Flohr dismissed net losses due to how it depreciates aircraft while touting its robust EBITDA.

Several articles from German media have followed suit.

Vista has been of interest there since its 2022 acquisition of Air Hamburg, the country’s largest private jet operator.

More recently, The Wall Street Journal and Bloomberg profiled Vista after its bond price dropped.

Fitch said its analysis “assumes that Vista would be recognized as a going concern in bankruptcy rather than liquidated.”

Vista could also raise cash via the sale of Citation Xs and older Challenger 300s from its 2018 acquisition of XOJet.

Vista ‘manageable liquidity’

The Fitch update also covered liquidity and debt structure.

Manageable Liquidity

Vista had short-term financial debt obligations of around 2x its cash balance at end-3Q23, excluding lease payments. In 2024, we expect the company to generate more than USD 200 million of FCF (after lease payments), which, together with the cash on the balance sheet, would be sufficient for scheduled debt repayment. However, we expect Vista to continue to refinance any balloon maturities in the near term. In addition to debt maturities, Vista also has about USD 150 million of deferred consideration payable in 2024 for past acquisitions.
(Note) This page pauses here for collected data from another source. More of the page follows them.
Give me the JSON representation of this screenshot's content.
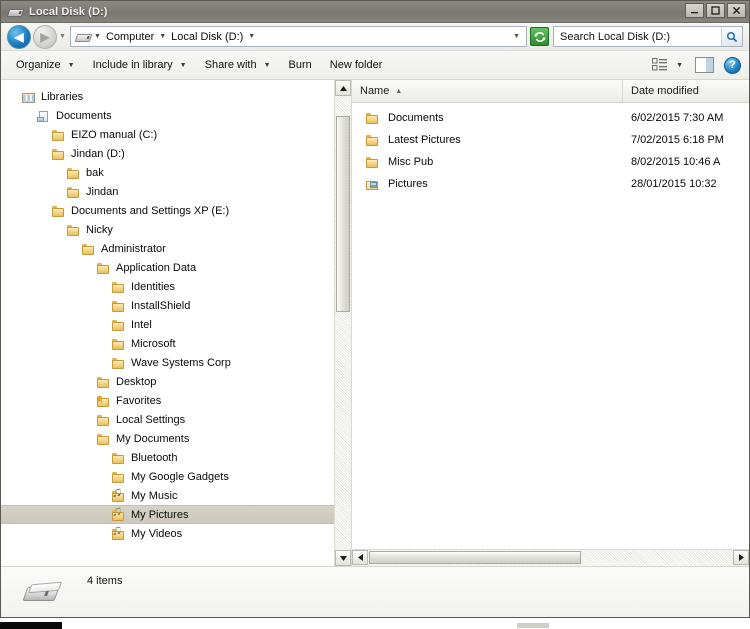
{
  "window": {
    "title": "Local Disk (D:)",
    "title_icon": "drive-icon",
    "minimize_label": "_",
    "maximize_label": "□",
    "close_label": "✕"
  },
  "address_bar": {
    "back_label": "◀",
    "forward_label": "▶",
    "recent_caret": "▼",
    "drive_icon": "drive-icon",
    "crumbs": [
      {
        "label": "Computer",
        "caret": "▼"
      },
      {
        "label": "Local Disk (D:)",
        "caret": "▼"
      }
    ],
    "end_caret": "▼",
    "refresh_icon": "refresh-icon",
    "search": {
      "placeholder": "Search Local Disk (D:)",
      "value": "",
      "icon": "search-icon"
    }
  },
  "command_bar": {
    "items": [
      {
        "label": "Organize",
        "caret": "▼"
      },
      {
        "label": "Include in library",
        "caret": "▼"
      },
      {
        "label": "Share with",
        "caret": "▼"
      },
      {
        "label": "Burn",
        "caret": ""
      },
      {
        "label": "New folder",
        "caret": ""
      }
    ],
    "view_icon": "view-list-icon",
    "view_caret": "▼",
    "preview_pane_icon": "preview-pane-icon",
    "help_label": "?"
  },
  "nav_pane": {
    "scroll": {
      "up_label": "▲",
      "down_label": "▼"
    },
    "tree": [
      {
        "label": "Libraries",
        "indent": 0,
        "icon": "library",
        "selected": false
      },
      {
        "label": "Documents",
        "indent": 1,
        "icon": "doclib",
        "selected": false
      },
      {
        "label": "EIZO manual (C:)",
        "indent": 2,
        "icon": "folder",
        "selected": false
      },
      {
        "label": "Jindan (D:)",
        "indent": 2,
        "icon": "folder",
        "selected": false
      },
      {
        "label": "bak",
        "indent": 3,
        "icon": "folder",
        "selected": false
      },
      {
        "label": "Jindan",
        "indent": 3,
        "icon": "folder",
        "selected": false
      },
      {
        "label": "Documents and Settings XP (E:)",
        "indent": 2,
        "icon": "folder",
        "selected": false
      },
      {
        "label": "Nicky",
        "indent": 3,
        "icon": "folder",
        "selected": false
      },
      {
        "label": "Administrator",
        "indent": 4,
        "icon": "folder",
        "selected": false
      },
      {
        "label": "Application Data",
        "indent": 5,
        "icon": "folder",
        "selected": false
      },
      {
        "label": "Identities",
        "indent": 6,
        "icon": "folder",
        "selected": false
      },
      {
        "label": "InstallShield",
        "indent": 6,
        "icon": "folder",
        "selected": false
      },
      {
        "label": "Intel",
        "indent": 6,
        "icon": "folder",
        "selected": false
      },
      {
        "label": "Microsoft",
        "indent": 6,
        "icon": "folder",
        "selected": false
      },
      {
        "label": "Wave Systems Corp",
        "indent": 6,
        "icon": "folder",
        "selected": false
      },
      {
        "label": "Desktop",
        "indent": 5,
        "icon": "folder",
        "selected": false
      },
      {
        "label": "Favorites",
        "indent": 5,
        "icon": "fav",
        "selected": false
      },
      {
        "label": "Local Settings",
        "indent": 5,
        "icon": "folder",
        "selected": false
      },
      {
        "label": "My Documents",
        "indent": 5,
        "icon": "folder",
        "selected": false
      },
      {
        "label": "Bluetooth",
        "indent": 6,
        "icon": "folder",
        "selected": false
      },
      {
        "label": "My Google Gadgets",
        "indent": 6,
        "icon": "folder",
        "selected": false
      },
      {
        "label": "My Music",
        "indent": 6,
        "icon": "media",
        "selected": false
      },
      {
        "label": "My Pictures",
        "indent": 6,
        "icon": "pic",
        "selected": true
      },
      {
        "label": "My Videos",
        "indent": 6,
        "icon": "pic",
        "selected": false
      }
    ]
  },
  "file_list": {
    "columns": [
      {
        "label": "Name",
        "sort_caret": "▲"
      },
      {
        "label": "Date modified",
        "sort_caret": ""
      }
    ],
    "rows": [
      {
        "name": "Documents",
        "date": "6/02/2015 7:30 AM",
        "icon": "folder"
      },
      {
        "name": "Latest Pictures",
        "date": "7/02/2015 6:18 PM",
        "icon": "folder"
      },
      {
        "name": "Misc Pub",
        "date": "8/02/2015 10:46 A",
        "icon": "folder"
      },
      {
        "name": "Pictures",
        "date": "28/01/2015 10:32",
        "icon": "pictures"
      }
    ],
    "hscroll": {
      "left_label": "◀",
      "right_label": "▶"
    }
  },
  "details_pane": {
    "icon": "drive-icon",
    "text": "4 items"
  }
}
Working Capital to Normalize

Vista had sizeable working-capital outflow in (the first nine months of 2023) of about USD 150 million, resulting from tightening payment terms with suppliers. We forecast working capital cash flows to be broadly neutral in 2024, although there could be an upside from prepayments on incremental ‘Program’ flight hours.

A decrease in renewal rate by its Program customers or a net decline in Program hours sold could result in net cash outflows related to the unwinding of these contract liabilities throughout the year. We forecast a growth of about 16,000 Program live hours in 2024.

On Monday, Vista touted last year’s results in a press release.

Founder and Chairman Thomas Flohr said, “2023 was another year of successful performance in our business. Despite having to react to deep economic shifts and complex geopolitical uncertainty, we produced double-digit growth across all markets — achieved while refurbishing and upgrading our fleet ahead of schedule, further improving our service standards and significantly increasing aircraft availability.”

The company said it had refurbished more jets acquired via its purchases of Air Hamburg and Jet Edge than originally planned.

According to Investopedia, B1/B+ are ratings “below investment grade, but still one of the highest ratings in the non-investment grade bracket.”

BB ratings “indicate an elevated vulnerability to default risk, particularly in the event of adverse changes in business or economic conditions over time. However, business or financial flexibility exists that supports the servicing of financial commitments.”